Benefícios Fiscais

Residentes não habituais aumentaram 83% no último ano e meio

Fotografia: D.R.
Fotografia: D.R.

Portugueses são só 6% dos que beneficiam do regime fiscal mais favorável. Ao todo, já há 23 767 pessoas com o estatuto de Residente Não Habitual

Em apenas um ano e meio, entre janeiro de 2017 e agosto deste ano, o número de residente não habituais em Portugal aumentou 83%, atraídos pelos benefícios fiscais oferecidos pelo governo. Ao todo são já 23 767, a grande parte franceses, britânicos e italianos. O regime fiscal criado em 2009 para atrair estrangeiros (trabalhadores qualificados e reformados) também pode ser usado por portugueses desde que não tenham residido no país nos cinco anos anteriores. Mas poucos o fazem. Apenas 1502 residentes não habituais (6%) têm naturalidade portuguesa.

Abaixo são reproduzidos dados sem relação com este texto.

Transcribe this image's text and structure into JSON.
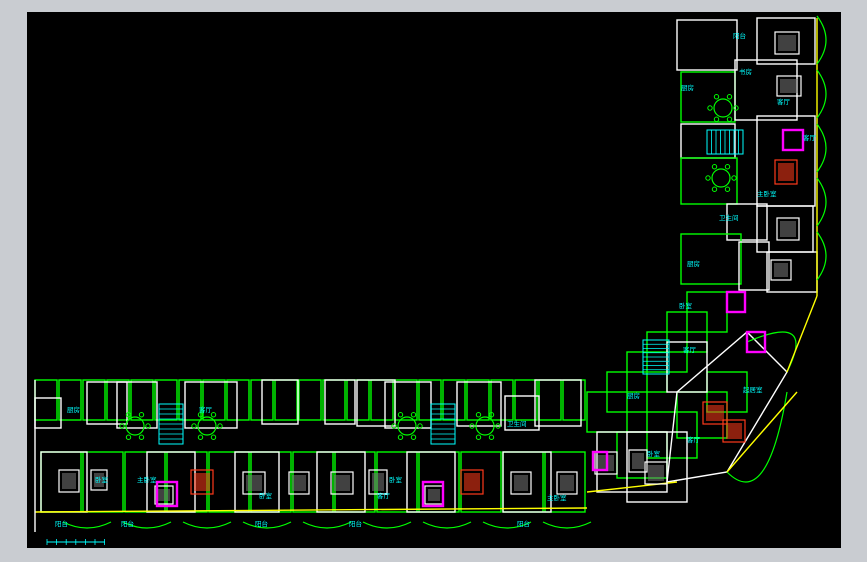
{
  "colors": {
    "background": "#000000",
    "frame": "#c9ccd1",
    "wall_green": "#00ff00",
    "wall_white": "#ffffff",
    "dim_yellow": "#ffff00",
    "label_cyan": "#00ffff",
    "furniture_magenta": "#ff00ff",
    "bed_red": "#ff3a1a"
  },
  "room_labels": {
    "bedroom": "卧室",
    "living": "客厅",
    "dining": "餐厅",
    "kitchen": "厨房",
    "toilet": "卫生间",
    "balcony": "阳台",
    "study": "书房",
    "master_bedroom": "主卧室",
    "lounge": "起居室"
  },
  "cad_ui": {
    "scale_bar_icon": "scale-bar-icon"
  }
}
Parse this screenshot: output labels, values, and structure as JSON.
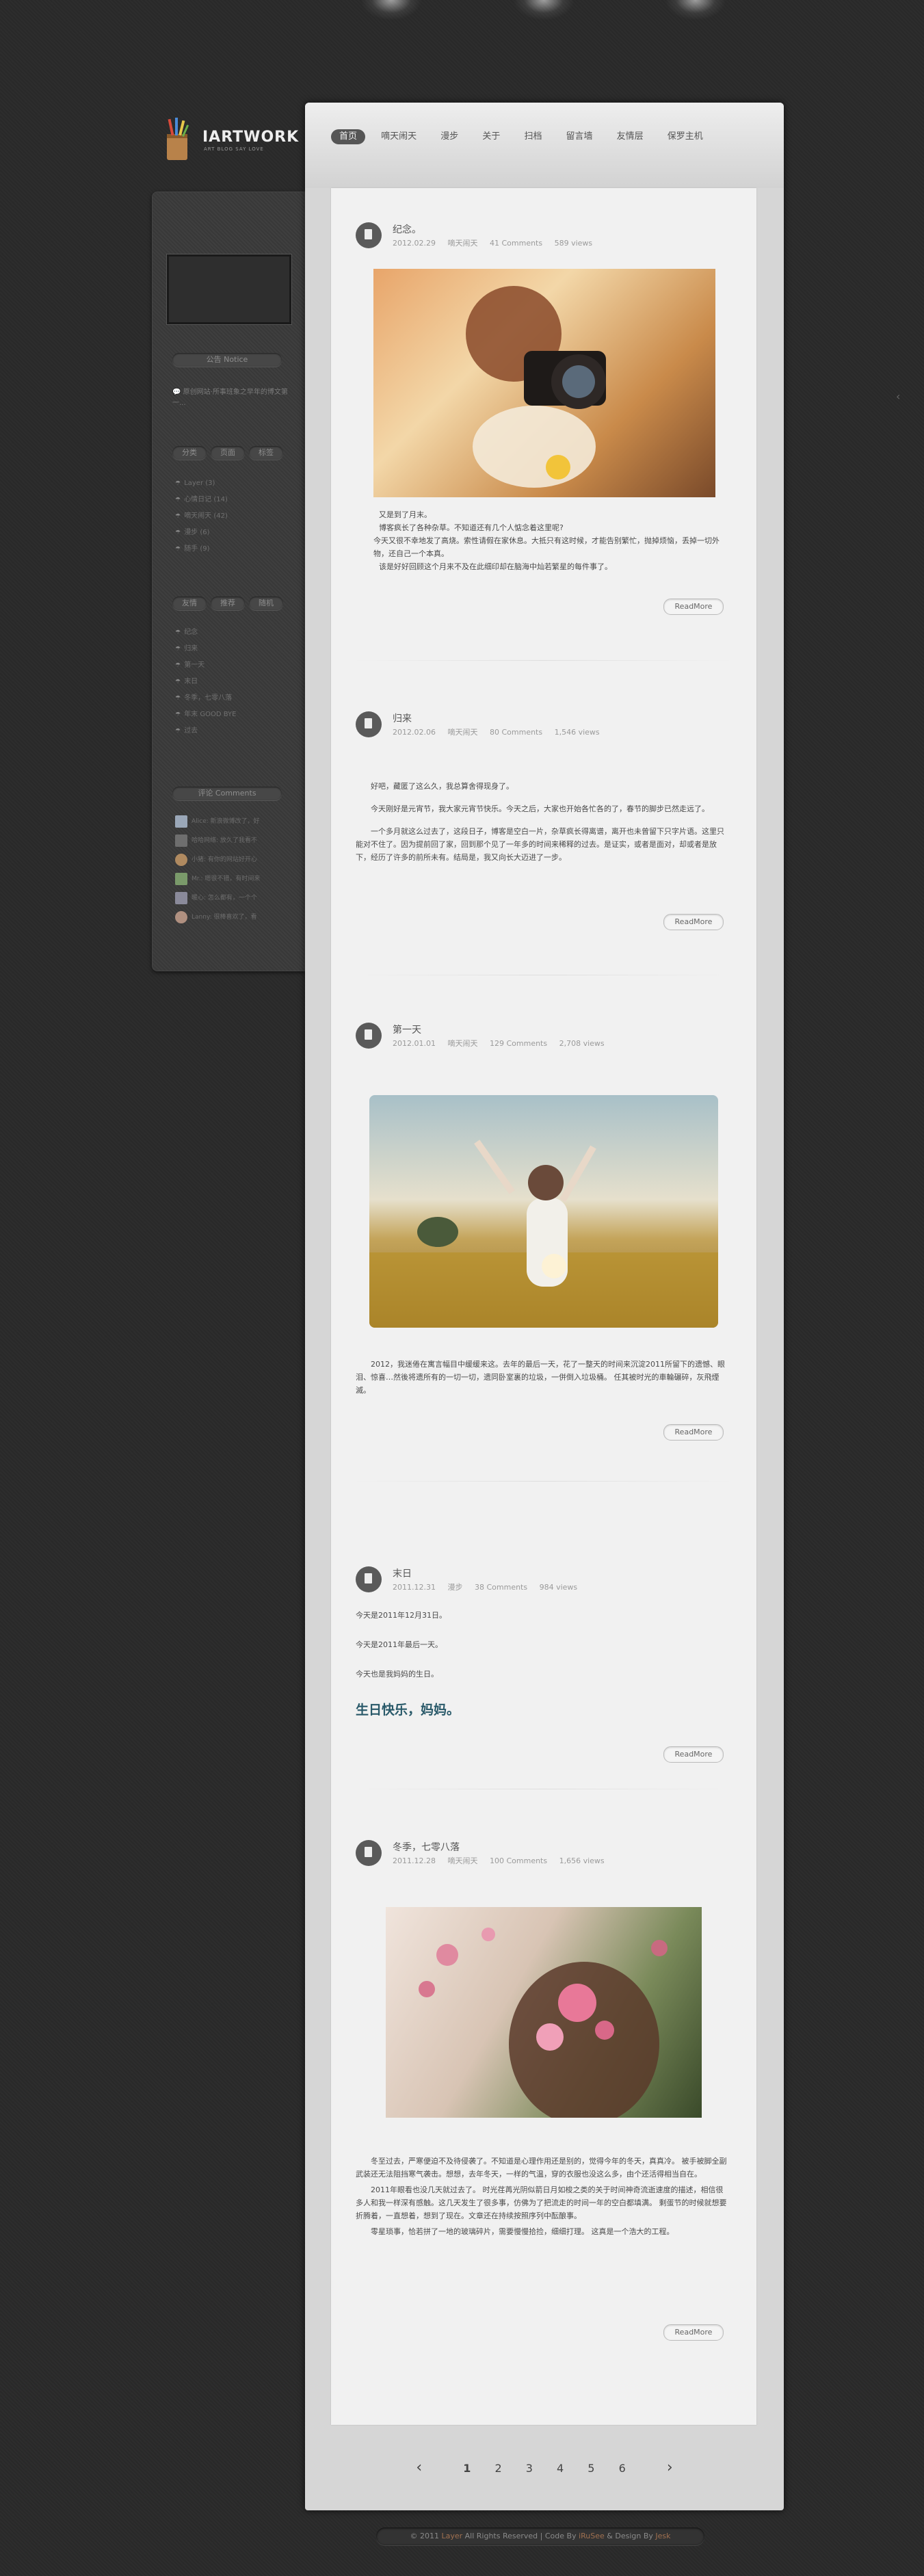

Em traços gerais, o regime dos RNH permite a trabalhadores que integram uma lista de profissões consideradas de elevado valor acrescentado pagar uma taxa de IRS de 20% sobre os rendimentos do trabalho e confere uma dupla isenção de tributação aos reformados (nas pensões). Para se beneficiar destas condições (que são concedidas por um período de 10 anos, não renovável) é necessário ter tido residência fiscal fora de Portugal nos cinco anos anterior ao pedido de adesão e passar a morar em Portugal pelo menos 183 dias por ano.

A vaga de emigração a que o país assistiu durante o período da crise abre caminho para que muitos portugueses possam aderir àquele regime, caso regressem a Portugal. Mas as dados facultados pelo Ministério das Finanças (depois de a Comissão de Acesso a Dados Administrativos os ter fornecido ao Expresso) indicam que o número tem um peso relativo reduzido.

Os 1502 aderentes portugueses contrastam com os quase 7000 pedidos que, ao que o Dinheiro Vivo apurou, terão chegado à Autoridade Tributária e Aduaneira. Os consultores fiscais que habitualmente acompanham estes processos admitem que a diferença se deva a alguns entraves que encontram na formalização do pedido e que travam o seu deferimento. E exemplificam com os casais em que apenas um dos elementos regressa a Portugal, mas ao qual é vedada a adesão ao regime dos RNH porque – apesar do regime da tributação em separado ter passado a ser regra – a administração fiscal entende que não estão preenchidos os requisitos.

À semelhança de Portugal são vários os países europeu que têm regimes fiscais desenhados com o objetivos de atrair determinada tipologia de rendimentos ou de contribuintes, mas o facto de por cá ter sido decidido não cobrar IRS aos reformados estrangeiros (desde que a pensão seja paga por outro país), colocou o regime português na mira das críticas das Finanças finlandesa e sueca.

Mas os dados agora divulgados mostram que há somente 2071 suecos que têm o estatuto de Residente Não Habitual em Portugal, sendo que foram 2042 os que vieram da Suécia – o que indicia que 30 já viviam fora do seu país natal e se mudaram para cá. Os países de onde têm vindo mais RNH são a França (5448), Grã-Bretanha e Irlanda do Norte (2718) e Itália (2513). Da Finlândia vieram apenas 491.

O Bloco de Esquerda, nas medidas propostas para o Orçamento do Estado, defende o fim deste regime fiscal. Mas quem acompanha estes casos vê com preocupação eventuais mudanças na lei pela instabilidade que causam e por poderem levar a que muitos destes estrangeiros, mais qualificados e com maior poder de compra, se mudem para um outro país europeu onde poderão beneficiar de soluções fiscais que foram desenhados com o mesmo fim.

António Costa, paralelamente, já anunciou que o próximo OE incluirá medidas fiscais (em sede de IRS) dirigidas aos portugueses que deixaram o país no período da troika e queiram regressar nos próximos dois anos. A solução passará por um desconto de 50% no imposto, mas os contornos da medida não são ainda conhecidos.